65 536 | 7 282 305 | 2 426 037 | 1 951 704 | 1 435 606 | 1.36× |

131 072 | 16 035 397 | 5 546 165 | 4 142 270 | 3 028 641 | 1.37× |

262 144 | 34 795 636 | 11 811 311 | 8 978 397 | 6 598 887 | 1.36× |

524 288 | 90 042 669 | 35 911 574 | 23 751 996 | 18 866 343 | 1.26× |

1 048 576 | 270 490 724 | 151 551 517 | 71 873 200 | 65 876 359 | 1.09× |

2 097 152 | 658 375 195 | 375 815 597 | 155 215 482 | 152 884 652 | 1.02× |

4 194 304 | 1 361 986 528 | 782 913 943 | 329 475 964 | 323 074 038 | 1.02× |

8 388 608 | 3 225 336 375 | 1 879 716 450 | 685 629 776 | 660 085 400 | 1.04× |

16 777 216 | 7 300 920 662 | 4 457 742 453 | 1 427 182 753 | 1 379 910 712 | 1.03× |

33 554 432 | 15 711 324 858 | 9 599 613 860 | 2 982 921 542 | 2 808 719 671 | 1.06× |

67 108 864 | 34 594 570 323 | 21 420 158 806 | 6 379 494 508 | 5 967 280 476 | 1.07× |

The benchmark results are a mixed bag, but a few conclusions can be drawn from the numbers:

Compiling C code with optimizations enabled is obviously a good idea. The portable C FFT code is 1.5× to 4× faster when compiled with -O1 compared to -O0.
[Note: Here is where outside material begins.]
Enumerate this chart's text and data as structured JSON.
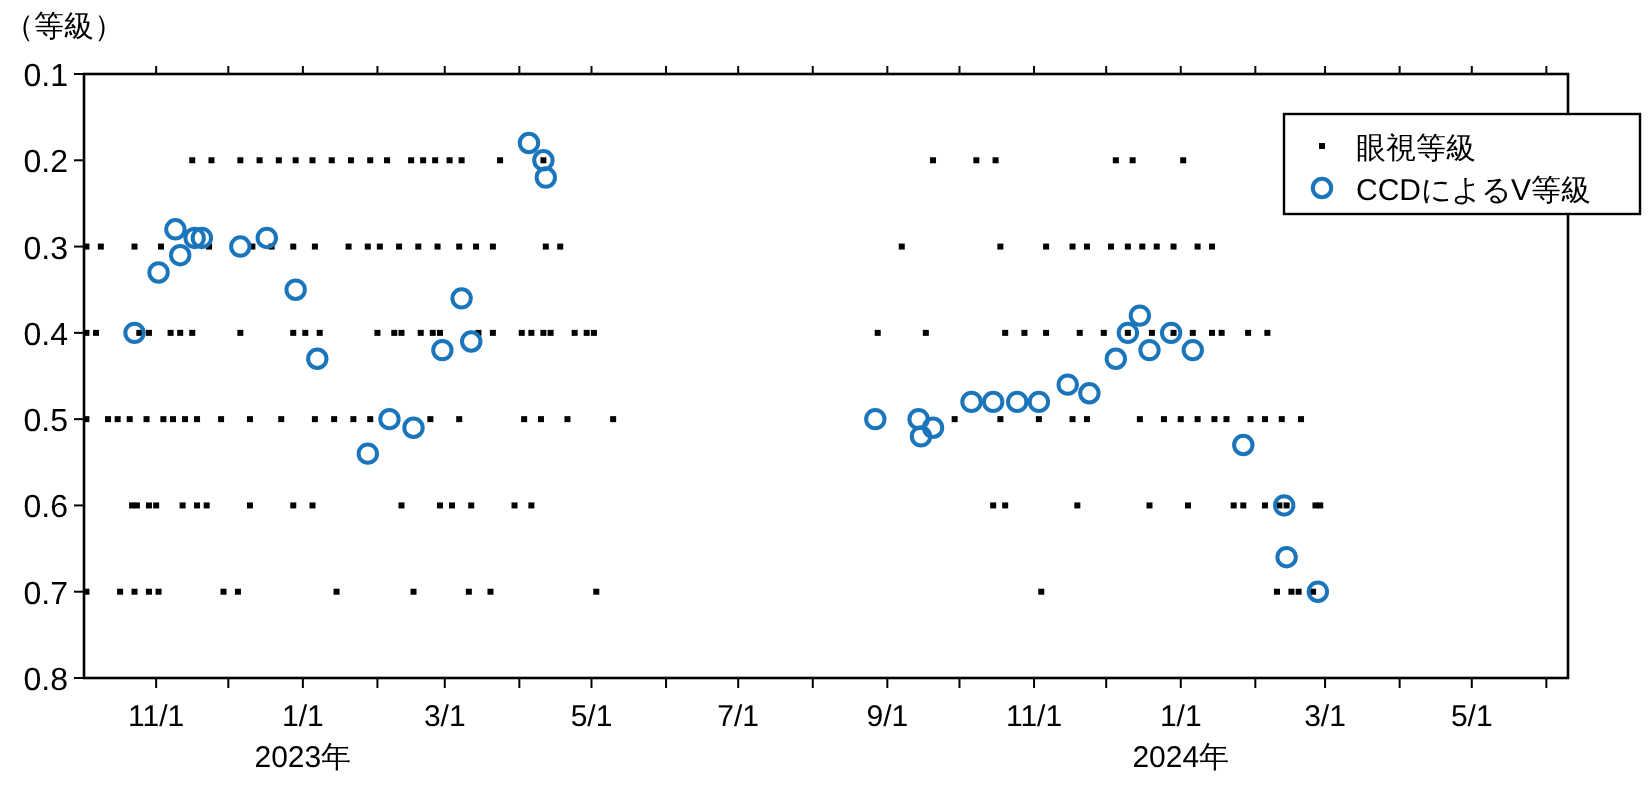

The pure-C model of the AVX code has interesting behavior: It starts off being as slow as the portable C code, yet for large FFT sizes it approaches the speed of the true AVX implementation. This suggests that the AVX code does computations more efficiently than the C code due to vectorization. But it also suggests that at large sizes, the FFT is limited by memory bandwidth; furthermore the large access strides used in the portable C code (but not in the AVX code or its C model) is probably quite inefficient.

The hand-coded x86-64 AVX code is from 1.0× to 2.4× faster than the best C code (which is the AVX model code). This speedup was not as impressive as hoped.

All numbers are obtained on the Intel Xeon E3-1270 (Sandy Bridge) 3.40 GHz CPU. Each number is the mean of 30 trials, retrying if the standard deviation exceeded 0.1%.